In Minnesota, a recent study from the American Lung Association in Minnesota (ALAMN) has demonstrated the use of biodiesel’s significant positive impact on air quality. The study demonstrated that the summer (B10) and winter blends (B5) used in Minnesota prevent 130 tons of particulate matter, 319 tons of hydrocarbon, and 2,634 tons of carbon monoxide emissions from entering the air each year. ALAMN also found that during the 10-year period with biodiesel as a fuel standard for Minnesota, the state has realized a reduction of more than 7.4 billion pounds, or 3.7 million tons, of carbon dioxide emissions.

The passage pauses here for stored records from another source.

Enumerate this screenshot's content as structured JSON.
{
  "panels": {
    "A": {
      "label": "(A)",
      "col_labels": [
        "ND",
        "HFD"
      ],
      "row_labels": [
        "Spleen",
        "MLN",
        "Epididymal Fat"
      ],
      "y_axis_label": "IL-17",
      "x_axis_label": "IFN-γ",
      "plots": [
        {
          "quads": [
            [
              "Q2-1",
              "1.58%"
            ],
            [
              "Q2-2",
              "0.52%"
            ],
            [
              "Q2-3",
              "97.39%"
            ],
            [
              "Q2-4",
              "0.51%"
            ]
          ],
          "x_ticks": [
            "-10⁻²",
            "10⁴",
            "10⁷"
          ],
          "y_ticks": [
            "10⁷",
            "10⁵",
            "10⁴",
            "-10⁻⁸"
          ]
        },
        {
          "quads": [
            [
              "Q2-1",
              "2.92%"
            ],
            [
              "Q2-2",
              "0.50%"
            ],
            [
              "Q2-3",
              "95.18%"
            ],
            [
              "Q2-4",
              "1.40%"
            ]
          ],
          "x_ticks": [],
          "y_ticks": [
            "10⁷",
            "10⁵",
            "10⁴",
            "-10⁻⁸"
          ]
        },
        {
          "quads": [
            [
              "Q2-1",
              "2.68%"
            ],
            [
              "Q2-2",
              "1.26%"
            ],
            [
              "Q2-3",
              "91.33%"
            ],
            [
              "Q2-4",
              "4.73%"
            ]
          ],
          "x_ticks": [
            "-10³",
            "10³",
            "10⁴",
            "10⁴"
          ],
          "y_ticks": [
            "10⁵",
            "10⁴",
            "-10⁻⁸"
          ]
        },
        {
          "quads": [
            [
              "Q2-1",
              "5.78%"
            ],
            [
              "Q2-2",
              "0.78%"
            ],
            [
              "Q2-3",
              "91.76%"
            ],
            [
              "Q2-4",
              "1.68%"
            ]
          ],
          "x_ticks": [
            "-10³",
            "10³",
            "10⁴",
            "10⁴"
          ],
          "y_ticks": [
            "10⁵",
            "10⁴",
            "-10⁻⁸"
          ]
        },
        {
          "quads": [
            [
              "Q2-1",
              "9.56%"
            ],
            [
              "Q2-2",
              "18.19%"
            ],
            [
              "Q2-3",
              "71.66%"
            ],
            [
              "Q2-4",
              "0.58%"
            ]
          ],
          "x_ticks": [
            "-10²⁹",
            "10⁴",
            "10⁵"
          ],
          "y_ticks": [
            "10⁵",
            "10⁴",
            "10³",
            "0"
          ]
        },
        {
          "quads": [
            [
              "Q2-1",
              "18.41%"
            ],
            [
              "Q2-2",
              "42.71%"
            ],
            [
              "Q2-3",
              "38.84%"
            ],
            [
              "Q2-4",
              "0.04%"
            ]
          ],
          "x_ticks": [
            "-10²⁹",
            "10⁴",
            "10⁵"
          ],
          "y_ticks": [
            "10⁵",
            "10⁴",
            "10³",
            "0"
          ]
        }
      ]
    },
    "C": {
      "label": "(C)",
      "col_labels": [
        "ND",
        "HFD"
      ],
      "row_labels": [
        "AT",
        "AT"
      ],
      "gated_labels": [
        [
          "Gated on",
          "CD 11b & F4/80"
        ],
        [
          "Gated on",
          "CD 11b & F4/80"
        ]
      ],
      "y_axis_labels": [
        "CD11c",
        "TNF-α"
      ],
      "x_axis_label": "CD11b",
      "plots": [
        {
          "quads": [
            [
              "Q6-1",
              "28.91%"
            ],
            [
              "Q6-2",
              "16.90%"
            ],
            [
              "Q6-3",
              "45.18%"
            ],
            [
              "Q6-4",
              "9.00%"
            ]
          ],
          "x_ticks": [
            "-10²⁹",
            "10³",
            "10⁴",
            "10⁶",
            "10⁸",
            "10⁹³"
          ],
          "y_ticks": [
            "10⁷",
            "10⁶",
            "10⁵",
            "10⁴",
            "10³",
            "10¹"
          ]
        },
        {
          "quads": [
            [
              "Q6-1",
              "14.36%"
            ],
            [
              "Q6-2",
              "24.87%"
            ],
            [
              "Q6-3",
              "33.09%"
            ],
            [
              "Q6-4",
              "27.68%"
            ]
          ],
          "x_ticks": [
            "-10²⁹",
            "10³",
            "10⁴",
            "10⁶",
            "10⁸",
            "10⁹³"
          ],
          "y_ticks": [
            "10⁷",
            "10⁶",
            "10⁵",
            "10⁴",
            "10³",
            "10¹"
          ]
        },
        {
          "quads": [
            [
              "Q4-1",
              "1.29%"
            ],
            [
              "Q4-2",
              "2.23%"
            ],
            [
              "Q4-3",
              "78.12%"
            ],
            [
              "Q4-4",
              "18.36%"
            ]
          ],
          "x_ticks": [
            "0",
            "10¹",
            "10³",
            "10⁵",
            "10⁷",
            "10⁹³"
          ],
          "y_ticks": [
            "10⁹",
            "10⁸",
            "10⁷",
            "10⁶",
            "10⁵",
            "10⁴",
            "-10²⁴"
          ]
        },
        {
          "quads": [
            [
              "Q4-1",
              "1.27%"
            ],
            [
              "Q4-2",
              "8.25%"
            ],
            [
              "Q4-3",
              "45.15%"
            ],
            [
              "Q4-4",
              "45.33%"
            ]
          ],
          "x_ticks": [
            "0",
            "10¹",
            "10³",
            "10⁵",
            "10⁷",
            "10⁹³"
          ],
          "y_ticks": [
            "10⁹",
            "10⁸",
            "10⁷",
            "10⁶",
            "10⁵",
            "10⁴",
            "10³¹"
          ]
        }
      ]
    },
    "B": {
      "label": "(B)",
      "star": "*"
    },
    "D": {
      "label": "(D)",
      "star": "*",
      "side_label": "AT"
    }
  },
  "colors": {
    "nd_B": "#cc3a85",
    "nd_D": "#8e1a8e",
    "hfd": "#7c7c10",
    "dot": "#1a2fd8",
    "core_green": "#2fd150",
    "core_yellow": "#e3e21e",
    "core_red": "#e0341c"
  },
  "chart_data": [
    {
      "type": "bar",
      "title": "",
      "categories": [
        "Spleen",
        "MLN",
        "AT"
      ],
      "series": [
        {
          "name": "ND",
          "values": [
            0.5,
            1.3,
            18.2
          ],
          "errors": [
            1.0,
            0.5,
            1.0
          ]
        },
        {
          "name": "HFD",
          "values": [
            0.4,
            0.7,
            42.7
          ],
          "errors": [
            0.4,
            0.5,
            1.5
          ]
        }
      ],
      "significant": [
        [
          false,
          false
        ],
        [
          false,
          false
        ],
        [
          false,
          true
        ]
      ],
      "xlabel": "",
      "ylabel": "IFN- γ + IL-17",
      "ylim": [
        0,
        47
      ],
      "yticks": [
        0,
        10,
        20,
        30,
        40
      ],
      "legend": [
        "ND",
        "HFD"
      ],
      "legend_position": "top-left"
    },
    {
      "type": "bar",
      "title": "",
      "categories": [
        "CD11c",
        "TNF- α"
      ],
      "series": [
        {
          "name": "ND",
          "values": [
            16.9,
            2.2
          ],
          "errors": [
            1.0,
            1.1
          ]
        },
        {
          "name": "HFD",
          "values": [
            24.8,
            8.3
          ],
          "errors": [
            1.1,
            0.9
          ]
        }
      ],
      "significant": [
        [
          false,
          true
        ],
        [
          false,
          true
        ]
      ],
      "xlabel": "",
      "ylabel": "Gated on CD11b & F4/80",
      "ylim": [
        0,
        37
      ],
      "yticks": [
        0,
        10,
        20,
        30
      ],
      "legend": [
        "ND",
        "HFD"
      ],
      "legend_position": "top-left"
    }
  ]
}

Like ester type biodiesel fuel, green diesel is a next generation transportation fuel emerging due to the need for a renewable replacement of internal combustion engine fuel, which is also fully compatible with existing automotive powertrain systems. Besides other limitations, the main obstacle for wider application of such renewable fuels is their relatively high production cost, depending mainly on the raw material cost and the application of more efficient processing technology. Green diesel and ester type biodiesel can be produced from waste vegetable oil by catalytic hydrogenation, homogeneous alkali catalysed transesterification and supercritical non-catalytic transesterification. Techno-economic analysis and the sensitivity analysis reveal that economics of these production technologies strongly depend on the process unit capacity and the cost of feedstock. Green diesel production by catalytic hydroprocessing located in a petroleum refinery appears to be the most cost effective option for unit capacity close to and above 200,000 tonnes/year. Conventional ester biodiesel process and non-catalytic ester biodiesel process under supercritical conditions are less profitable at specified capacity. Unit capacities of the investigated processes which are below 100,000 tonnes/year are likely to result in negative net present values after 10 years of project lifetime.